Cannes set to unfurl against backdrop of war, protests and films

This year’s Cannes Film Festival is set to commence amid a cacophony of global challenges.

The glamorous roll-out of the red carpet at the Palais des Festivals ushers in the 77th Cannes Film Festival, a spectacle shadowed by the realities of conflict, civil unrest, looming strikes, and the #MeToo wave that is rapidly gaining momentum in France.

The festival’s personnel are on the brink of striking. The Israel-Hamas conflict resonates deeply in France, with its sizable Jewish and Arab populations, raising the likelihood of public disturbances. The Russian invasion of Ukraine persists in people’s thoughts. Coupled with uncertainties about the future of cinema and the advent of artificial intelligence, the festival is ripe for high-stakes melodrama.

Adopting a ‘be ready for anything’ mindset seems prudent for attendees of the Cannes Film Festival. The selection of films this year is a tapestry of mystery, interest, and speculation.

Mohammad Rasoulof, an acclaimed Iranian director, was handed an eight-year jail sentence by Iran’s Revolutionary Court just as his film, “The Seed of the Sacred Fig,” is scheduled to premiere. Nevertheless, it remains on Cannes’ roster.

Francis Ford Coppola’s eagerly anticipated self-funded project “Megalopolis” is poised to create a buzz. Coppola, no stranger to Cannes’ dramatic flair, won the Palme d’Or over forty years ago for “Apocalypse Now,” even with an unfinished version. Political intrigue will be on the docket as well, with a portrayal of a youthful Donald Trump in Ali Abbasi’s “The Apprentice,” a bevy of films by acclaimed directors, and George Miller’s apocalyptic vision “Furiosa: A Mad Max Saga,” set to potentially ignite the atmosphere.

“Cannes is like a film camp,” Miller remarked, referencing the festival’s allure and commitment to cinematic excellence. “I was thrilled at the opportunity to present our film here,” he added.

The festival kicks off with the French comedy “The Second Act” by Quentin Dupieux, featuring a star-studded cast. Meryl Streep is set to receive a Palme d’Or for her lifetime achievements at the opening ceremony, with George Lucas being similarly honored at the festival’s close.

However, Judith Godrèche might command immediate attention as the festival gets underway. Godrèche, a French actor and director, has accused filmmakers Benoît Jacquot and Jacques Doillon of assault during her teenage years, stirring the French film industry. Both Jacquot and Doillon refute these claims. Godrèche’s efforts have sparked a broader call for change, marked by her impassioned plea for reform at France’s César Awards and in government circles. Her short film “Moi Aussi,” born out of a Parisian solidarity meeting for abuse survivors, will inaugurate the “Un Certain Regard” section of the festival.

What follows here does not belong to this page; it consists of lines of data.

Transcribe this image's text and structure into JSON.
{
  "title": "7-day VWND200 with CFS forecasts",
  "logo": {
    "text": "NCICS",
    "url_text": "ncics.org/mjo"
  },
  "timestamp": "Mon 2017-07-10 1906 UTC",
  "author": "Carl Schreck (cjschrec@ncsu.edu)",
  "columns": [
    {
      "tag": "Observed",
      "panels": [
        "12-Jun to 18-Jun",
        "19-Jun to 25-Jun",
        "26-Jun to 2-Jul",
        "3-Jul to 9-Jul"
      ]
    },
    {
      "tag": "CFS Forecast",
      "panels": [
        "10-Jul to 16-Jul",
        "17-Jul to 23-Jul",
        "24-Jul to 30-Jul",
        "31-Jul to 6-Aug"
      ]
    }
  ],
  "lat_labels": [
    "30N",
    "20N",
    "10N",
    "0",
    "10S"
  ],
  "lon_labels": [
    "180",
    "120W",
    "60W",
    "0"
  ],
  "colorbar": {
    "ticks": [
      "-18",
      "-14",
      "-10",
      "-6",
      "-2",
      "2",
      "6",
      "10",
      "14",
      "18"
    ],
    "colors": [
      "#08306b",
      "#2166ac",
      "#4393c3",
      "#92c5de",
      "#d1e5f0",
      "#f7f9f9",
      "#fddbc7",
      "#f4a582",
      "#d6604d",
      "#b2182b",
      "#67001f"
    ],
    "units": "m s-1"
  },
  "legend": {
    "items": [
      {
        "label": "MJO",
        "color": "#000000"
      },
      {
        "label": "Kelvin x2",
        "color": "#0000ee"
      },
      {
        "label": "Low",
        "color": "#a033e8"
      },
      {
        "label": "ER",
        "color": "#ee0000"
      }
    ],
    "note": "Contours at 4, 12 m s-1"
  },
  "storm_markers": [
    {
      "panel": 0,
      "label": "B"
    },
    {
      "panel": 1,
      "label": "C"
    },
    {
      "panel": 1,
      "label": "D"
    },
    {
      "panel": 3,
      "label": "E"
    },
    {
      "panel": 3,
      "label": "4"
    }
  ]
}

Paul Schrader reminisces about the Cannes of yesteryears while eagerly awaiting his competition entry “Oh, Canada,” a contemplative drama featuring Richard Gere. Schrader’s fond memories of Cannes date back nearly half a century to “Taxi Driver,” and he takes a moment to appreciate the full-circle moment he shares with contemporaries Coppola and Lucas.

Greta Gerwig, riding high on her recent directing triumphs, chairs the jury, which has the arduous task of selecting this year’s Palme d’Or recipient among a formidable lineup, including potential heavyweight films and emerging filmmakers like Julien Colonna. Colonna’s challenging coming-of-age story, “The Kingdom,” promises to offer a fresh perspective and break away from traditional mobster narratives.

Colonna’s debut feature, “The Kingdom,” echoes personal milestones and childhood recollections, grounding its narrative in authenticity and a deeply personal space – an evocative journey brought to life in film.